The fact that the plot comes full-circle from shipwreck to rescue is the best reason for Portland Shakes to show Crichton in rep with The Tempest. The second-best reason is that Crichton director Jon Kretzu has a keen nose for pairings. His daring Durang/Crimp combo “States of Emergency” pretty much killed at Defunkt this spring, proving him a great script sommelier. Note: Anon It Moves is currently running Hamlet in rep with Tom Stoppard’s very-complementary Rosencrantz and Guildenstern are Dead, maintaining the same casting in each. Are great offerings in rep the latest game-raiser among local theaters…or is library-diving for rarer or less-recognized works still the favorite sport? Doesn’t matter. Crichton scores twice.

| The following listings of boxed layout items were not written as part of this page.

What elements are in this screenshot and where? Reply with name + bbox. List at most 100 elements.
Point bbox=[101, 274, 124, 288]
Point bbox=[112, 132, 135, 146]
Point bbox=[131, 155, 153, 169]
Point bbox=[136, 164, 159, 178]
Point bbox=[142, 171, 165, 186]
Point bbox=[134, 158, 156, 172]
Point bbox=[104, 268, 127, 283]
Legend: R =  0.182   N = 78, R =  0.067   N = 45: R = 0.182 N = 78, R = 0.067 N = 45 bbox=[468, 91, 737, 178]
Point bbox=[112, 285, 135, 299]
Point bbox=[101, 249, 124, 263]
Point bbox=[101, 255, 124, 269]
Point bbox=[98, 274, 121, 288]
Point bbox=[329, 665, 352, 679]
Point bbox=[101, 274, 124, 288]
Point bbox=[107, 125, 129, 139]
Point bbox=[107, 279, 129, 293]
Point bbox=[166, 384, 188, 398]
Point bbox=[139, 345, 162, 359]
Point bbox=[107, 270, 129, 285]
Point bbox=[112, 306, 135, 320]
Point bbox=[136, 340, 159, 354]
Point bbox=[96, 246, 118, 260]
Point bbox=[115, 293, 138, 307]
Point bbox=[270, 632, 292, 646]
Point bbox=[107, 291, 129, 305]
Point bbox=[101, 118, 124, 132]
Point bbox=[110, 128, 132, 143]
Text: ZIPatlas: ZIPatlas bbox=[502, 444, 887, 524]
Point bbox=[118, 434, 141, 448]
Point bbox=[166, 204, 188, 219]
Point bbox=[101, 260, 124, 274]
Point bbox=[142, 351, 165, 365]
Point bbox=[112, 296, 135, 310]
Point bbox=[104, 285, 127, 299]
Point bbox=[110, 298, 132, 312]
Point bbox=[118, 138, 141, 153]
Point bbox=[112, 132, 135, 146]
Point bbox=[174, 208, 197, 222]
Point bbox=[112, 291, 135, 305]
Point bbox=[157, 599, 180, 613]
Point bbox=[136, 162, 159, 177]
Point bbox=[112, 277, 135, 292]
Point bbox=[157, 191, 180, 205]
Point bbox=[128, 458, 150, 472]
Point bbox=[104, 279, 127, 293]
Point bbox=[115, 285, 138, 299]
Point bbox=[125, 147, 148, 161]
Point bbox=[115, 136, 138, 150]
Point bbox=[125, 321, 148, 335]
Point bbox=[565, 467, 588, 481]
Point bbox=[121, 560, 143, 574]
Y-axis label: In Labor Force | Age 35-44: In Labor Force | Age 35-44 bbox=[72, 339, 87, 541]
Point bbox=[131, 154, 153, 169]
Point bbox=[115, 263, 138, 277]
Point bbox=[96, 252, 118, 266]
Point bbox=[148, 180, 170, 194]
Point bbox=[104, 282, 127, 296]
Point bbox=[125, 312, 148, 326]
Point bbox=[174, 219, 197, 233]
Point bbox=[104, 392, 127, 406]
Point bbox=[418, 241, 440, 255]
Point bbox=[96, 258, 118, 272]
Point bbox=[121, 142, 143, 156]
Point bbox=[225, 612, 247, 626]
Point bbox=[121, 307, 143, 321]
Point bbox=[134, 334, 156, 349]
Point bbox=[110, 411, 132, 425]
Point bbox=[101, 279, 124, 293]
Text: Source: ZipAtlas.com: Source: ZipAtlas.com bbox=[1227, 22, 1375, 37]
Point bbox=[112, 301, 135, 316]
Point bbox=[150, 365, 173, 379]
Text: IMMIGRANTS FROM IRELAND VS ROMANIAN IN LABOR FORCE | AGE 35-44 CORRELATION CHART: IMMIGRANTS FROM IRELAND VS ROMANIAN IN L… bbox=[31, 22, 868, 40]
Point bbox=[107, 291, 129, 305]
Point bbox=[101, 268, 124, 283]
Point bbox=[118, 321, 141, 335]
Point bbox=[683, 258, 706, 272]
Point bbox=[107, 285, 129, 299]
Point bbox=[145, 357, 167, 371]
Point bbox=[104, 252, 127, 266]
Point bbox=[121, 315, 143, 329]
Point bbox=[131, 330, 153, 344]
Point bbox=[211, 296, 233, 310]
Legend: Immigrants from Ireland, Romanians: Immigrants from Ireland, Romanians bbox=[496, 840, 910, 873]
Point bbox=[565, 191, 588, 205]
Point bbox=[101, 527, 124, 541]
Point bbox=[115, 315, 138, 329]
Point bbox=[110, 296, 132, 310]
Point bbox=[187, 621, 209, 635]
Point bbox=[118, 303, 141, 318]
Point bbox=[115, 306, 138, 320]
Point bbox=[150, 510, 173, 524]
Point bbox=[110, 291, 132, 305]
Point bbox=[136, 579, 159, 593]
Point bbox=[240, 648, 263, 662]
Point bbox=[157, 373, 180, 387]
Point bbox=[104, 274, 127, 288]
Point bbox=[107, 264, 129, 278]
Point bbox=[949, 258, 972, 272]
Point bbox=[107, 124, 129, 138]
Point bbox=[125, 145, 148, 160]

The Admirable Crichton is less obscure than, say, Readers Theatre Rep’s retrospective of forgotten Irish playwright Theresa Deevy, or Bag & Baggage’s discovery of never-before-performed Love’s Labour’s Lost adaptation The Students. Crichton was popular enough to inspire a 1957 movie, and has seen the spotlight as recently as 2011 in Ontario, Canada’s Shaw Festival. Still, compared to the universally known Peter Pan and The Tempest, it remains a hidden treasure.